Wednesday, May 29, 2013

The Last Olympian by Rick Riordan

I was so excited to get to the last book in this series. Percy Jackson's five books have proven to be an intelligent and entertaining read full of Greek mythology and young characters determined to keep the world safe. They only have their own demigod abilities and strength of character to sustain them and while it's not always enough, the sheer will of these demigods exceeds the expectations of their enemies as well as their parents.

This fifth book takes us to the final battle foretold in a prophecy about a child of one of the big three gods - Zeus, Poseidon, and Hades. This demigod will have to make a decision that will determine whether Olympus falls or survives. We have no hints as to what this decision is going to be, but Percy, the son of Poseidon, internalizes the prophecy and decides that he just has to fight as much as he possibly can. He does everything to hone his skills and enhance his chance of defeating his enemies. He thinks he has to do it all on his own. Without giving away the final decision of the prophecy, the biggest lesson Percy learns is that it's not about how strong you are, but who you can depend on that really makes you a hero. His friends are imperative components in this battle and Percy would never get to the "decision" without the fight and support of those closest to him. Even his mom, a regular human jumps in when the time comes to do battle.

The theme of this book is trust. You see what happens when trust is threatened. You see what happens when trust is given even in uncertain terms. You see the reward of trusting your friends even when your brain is telling you to run off alone. It's a wonderful lesson for young readers to learn - that you aren't alone, that you can build important relationships through your actions, through trust. It's almost like a subliminal lesson since a younger reader would definitely be all caught up in the action of a very fast-paced book.

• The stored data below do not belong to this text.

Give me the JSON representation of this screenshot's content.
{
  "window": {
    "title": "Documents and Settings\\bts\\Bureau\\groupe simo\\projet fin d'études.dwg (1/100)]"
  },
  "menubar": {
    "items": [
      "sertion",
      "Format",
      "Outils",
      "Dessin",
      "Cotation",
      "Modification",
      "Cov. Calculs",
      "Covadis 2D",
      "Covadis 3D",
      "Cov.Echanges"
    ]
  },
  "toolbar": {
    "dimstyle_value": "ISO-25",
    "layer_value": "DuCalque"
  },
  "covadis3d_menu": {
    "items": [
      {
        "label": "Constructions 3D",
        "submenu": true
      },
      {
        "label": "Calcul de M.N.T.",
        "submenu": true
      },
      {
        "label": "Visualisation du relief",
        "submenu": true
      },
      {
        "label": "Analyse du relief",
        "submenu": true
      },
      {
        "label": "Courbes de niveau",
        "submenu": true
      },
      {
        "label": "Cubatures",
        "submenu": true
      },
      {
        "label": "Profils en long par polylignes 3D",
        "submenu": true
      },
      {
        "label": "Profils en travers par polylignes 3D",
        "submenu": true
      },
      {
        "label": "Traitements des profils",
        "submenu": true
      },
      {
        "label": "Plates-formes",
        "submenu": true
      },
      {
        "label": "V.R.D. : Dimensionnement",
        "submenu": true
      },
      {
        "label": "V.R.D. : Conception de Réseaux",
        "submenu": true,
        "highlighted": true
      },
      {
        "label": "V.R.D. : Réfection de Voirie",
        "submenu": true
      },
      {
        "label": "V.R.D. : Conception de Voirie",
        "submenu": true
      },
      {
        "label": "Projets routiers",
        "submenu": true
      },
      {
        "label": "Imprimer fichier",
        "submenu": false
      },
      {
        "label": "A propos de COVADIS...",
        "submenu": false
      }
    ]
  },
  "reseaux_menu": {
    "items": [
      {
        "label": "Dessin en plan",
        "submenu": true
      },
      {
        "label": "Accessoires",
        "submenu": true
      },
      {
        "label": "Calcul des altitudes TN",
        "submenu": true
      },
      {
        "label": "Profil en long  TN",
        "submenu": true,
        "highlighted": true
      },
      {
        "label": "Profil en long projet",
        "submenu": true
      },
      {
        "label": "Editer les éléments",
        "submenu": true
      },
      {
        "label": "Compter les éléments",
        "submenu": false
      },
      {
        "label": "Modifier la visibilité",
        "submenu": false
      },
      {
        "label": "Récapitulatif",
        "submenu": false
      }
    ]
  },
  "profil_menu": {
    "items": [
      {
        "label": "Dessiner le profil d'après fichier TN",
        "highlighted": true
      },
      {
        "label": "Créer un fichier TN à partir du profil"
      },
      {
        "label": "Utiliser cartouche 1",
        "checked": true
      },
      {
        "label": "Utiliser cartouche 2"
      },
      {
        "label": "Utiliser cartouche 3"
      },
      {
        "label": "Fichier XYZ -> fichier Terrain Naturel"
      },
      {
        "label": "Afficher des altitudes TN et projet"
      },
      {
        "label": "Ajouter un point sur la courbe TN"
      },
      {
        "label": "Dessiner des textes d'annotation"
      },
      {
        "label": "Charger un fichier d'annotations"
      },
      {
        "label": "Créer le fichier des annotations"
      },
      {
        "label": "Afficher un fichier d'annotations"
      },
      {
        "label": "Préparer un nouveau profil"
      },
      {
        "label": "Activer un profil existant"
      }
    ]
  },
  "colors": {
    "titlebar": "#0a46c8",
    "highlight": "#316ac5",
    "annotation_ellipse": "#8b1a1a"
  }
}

The series wraps up but it doesn't feel like it's over. I haven't ready up on the rest of Riordan's books, but I believe these demigods reappear in other series. I definitely would like to see more of Percy Jackson and his friends. It has been great to find a young adult series that's so engaging and fun and intelligent to read.

Tuesday, May 28, 2013

Little Women by Louisa May Alcott

2013 reread #5
I absolutely love this book. I can't pinpoint an exact reason why this is one of my favorite books; maybe because it's about family, or the importance of having people in your life who love you, or maybe I like this book so much because it takes place in a time period I'm particularly fond of, it's really anyone's guess. I do know, that aside from the book itself being a favorite, Josephine March is easily one of my favorite characters in literature. She's blunt and awkward and smart and loving -just an absolutely wonderfully written character. Being a classic in every sense of the word, this is a book everyone should read.

Capturing an entire period in history through one simple family, Little Women uses the personalities of the four March daughters to walk us through time. Meg lives the simple, proper life of the time. She likes to follow the rules and enjoys that her life happens in a small way. Jo is honestly like a feminist before the movement was even a twinkle in any lady's eye. She doesn't always say the right thing, she stands up for herself, she is really the master of her own fate lives on her own longer than anyone else. Beth is symbolic of the times. She dies young like so many soldiers did during the Civil War before getting to have a full, adult life. Amy is the social climber and indicative of a lot of women at the time looking to rise out of poverty through marriage. Although she does end up marrying for love, her constant quest to improve and refine herself does make her more eye-catching to the wealthier sect of society. It's a microcosm of society.

Jo is still the heroine though. She's the one who sacrifices her independence to take care of Beth. She refuses to marry without love. She's always there supporting her sisters and her family. She's the one who really cares for others no matter if they're her family or not.

I like this book because of how real it feels. The lives of our characters feel real. They suffer as heavily as they find happiness in the regular joys of life.

I don't feel like I need to really talk about this book since if you don't know the plot already, you cannot call yourself well-read. I just love the way this book makes me feel and reading this book is like coming home in a way since it has been with me throughout my life. It made my reread list because the story never gets old and is always a pleasure to read.